EDITOR’S NOTE: The following remarks were delivered at an interfaith protest against the Muslim ban on Friday, February 3, at JFK Airport in New York City.
I am a very old ex-refugee, and I identify with anyone who shares my status. I was born in Germany to Jewish parents. I was 8 years old when Hitler came to power, 12 when we fled to nearby Belgium, 15 when the Nazis invaded that country, and 17 when I went into hiding to save my life. I left Europe on my 21st birthday to join my father—who I had not seen in six years—in New York. The United States gave me the chance to have an education, a profession and a family of my own. I am here today to pay my debts.
I especially identify with the Syrian refugees, who remind me of my young self. With their bags and bundles, they look as my family did in 1940 as we tried to outrun the German army sweeping across western Europe. On foot, we trudged along Belgium’s rural roads choked with fellow refugees, all of us attempting to reach France, which we believed to be the Promised Land. When we finally got to the border, guards barred our way because we did not have the required documentation.
Looking back on my long life, I realize that during my first 30 years, I was mostly living among people who either disliked me for who I was, or pitied me. For many of us, pity is more difficult to bear than hate. At times I didn’t know whether people disliked me because I was Jewish or because I was German.
Sometimes when I tell my story to others, they wonder whether I am bitter. I am not. In fact, I think I have had a very good life—because for every person who wished me ill, there was someone who extended a helping hand. In Germany, there were children who came to my birthday parties even though it was dangerous for them to visit the home of a Jew. In Belgium, a fellow high-school student, Maria, volunteered to help me master French.
A few years later, four different Belgian families risked their lives to hide me from the Gestapo. Four additional families hid my mom and my little sister. We didn’t know them to begin with; they just did it out of the goodness of their own hearts. When I arrived in America and struggled with English, Izzy Farber, a coworker, gave up his lunch hour to tutor me in English composition. He taught me well. Eventually I wrote and published 14 books. One of them, At the Mercy of Strangers: Growing Up on the Edge of the Holocaust, is a memoir about my experience during World War II.

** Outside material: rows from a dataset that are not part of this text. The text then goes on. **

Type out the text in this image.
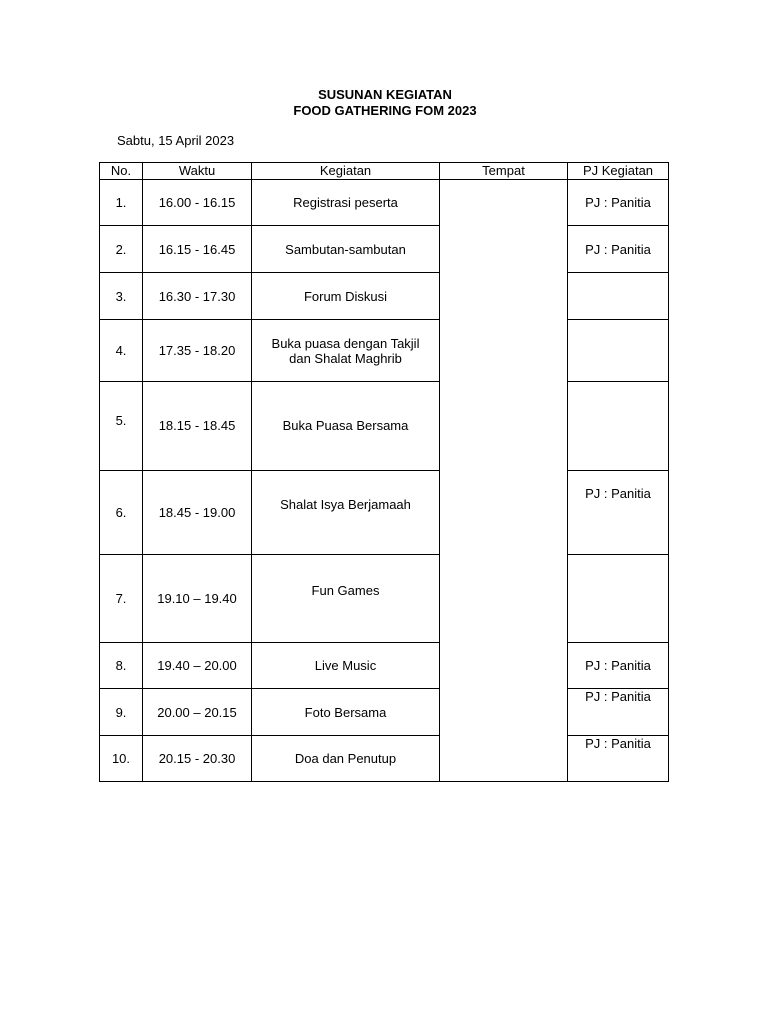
SUSUNAN KEGIATAN
FOOD GATHERING FOM 2023
Sabtu, 15 April 2023
No.	Waktu	Kegiatan	Tempat	PJ Kegiatan
1.	16.00 - 16.15	Registrasi peserta		PJ : Panitia
2.	16.15 - 16.45	Sambutan-sambutan		PJ : Panitia
3.	16.30 - 17.30	Forum Diskusi		
4.	17.35 - 18.20	Buka puasa dengan Takjil
dan Shalat Maghrib		

5.	18.15 - 18.45	Buka Puasa Bersama		
6.	18.45 - 19.00	Shalat Isya Berjamaah		PJ : Panitia
7.	19.10 – 19.40	Fun Games		
8.	19.40 – 20.00	Live Music		PJ : Panitia
9.	20.00 – 20.15	Foto Bersama		PJ : Panitia
10.	20.15 - 20.30	Doa dan Penutup		PJ : Panitia
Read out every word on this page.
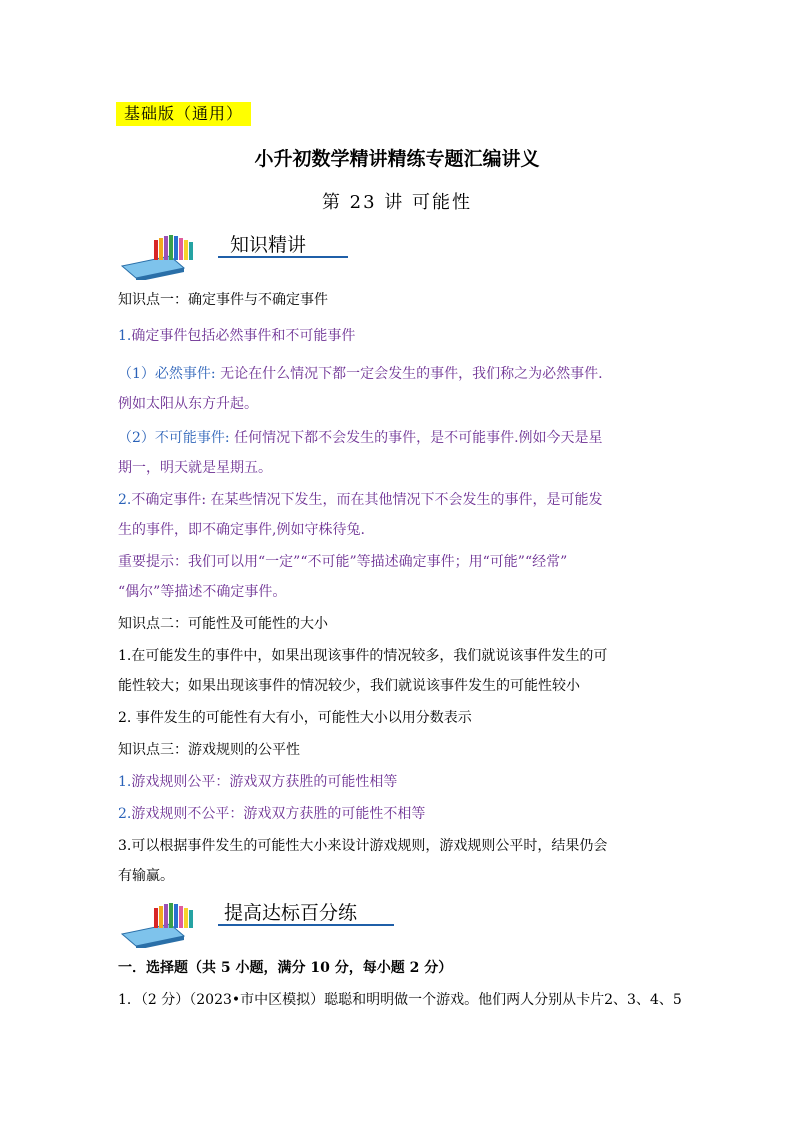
基础版（通用）
小升初数学精讲精练专题汇编讲义
第 23 讲 可能性
知识精讲
知识点一：确定事件与不确定事件
1.确定事件包括必然事件和不可能事件
（1）必然事件: 无论在什么情况下都一定会发生的事件，我们称之为必然事件.
例如太阳从东方升起。
（2）不可能事件: 任何情况下都不会发生的事件，是不可能事件.例如今天是星
期一，明天就是星期五。
2.不确定事件: 在某些情况下发生，而在其他情况下不会发生的事件，是可能发
生的事件，即不确定事件,例如守株待兔.
重要提示：我们可以用“一定”“不可能”等描述确定事件；用“可能”“经常”
“偶尔”等描述不确定事件。
知识点二：可能性及可能性的大小
1.在可能发生的事件中，如果出现该事件的情况较多，我们就说该事件发生的可
能性较大；如果出现该事件的情况较少，我们就说该事件发生的可能性较小
2. 事件发生的可能性有大有小，可能性大小以用分数表示
知识点三：游戏规则的公平性
1.游戏规则公平：游戏双方获胜的可能性相等
2.游戏规则不公平：游戏双方获胜的可能性不相等
3.可以根据事件发生的可能性大小来设计游戏规则，游戏规则公平时，结果仍会
有输赢。
提高达标百分练
一．选择题（共 5 小题，满分 10 分，每小题 2 分）
1．（2 分）（2023•市中区模拟）聪聪和明明做一个游戏。他们两人分别从卡片2、3、4、5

Being a refugee has its advantages. It makes you extra-smart. Often you have to learn another language. You get to really understand another culture and you grow very compassionate. You get very good at managing your own life, and you have many friends.
It is a cliché to say that America is a country of immigrants—that’s what makes it unique. Nobody in his or her right mind would want to change that. I stand with today’s refugees and immigrants and demand a reversal of the recent executive orders, which are unjust and not reflective of our country’s soul.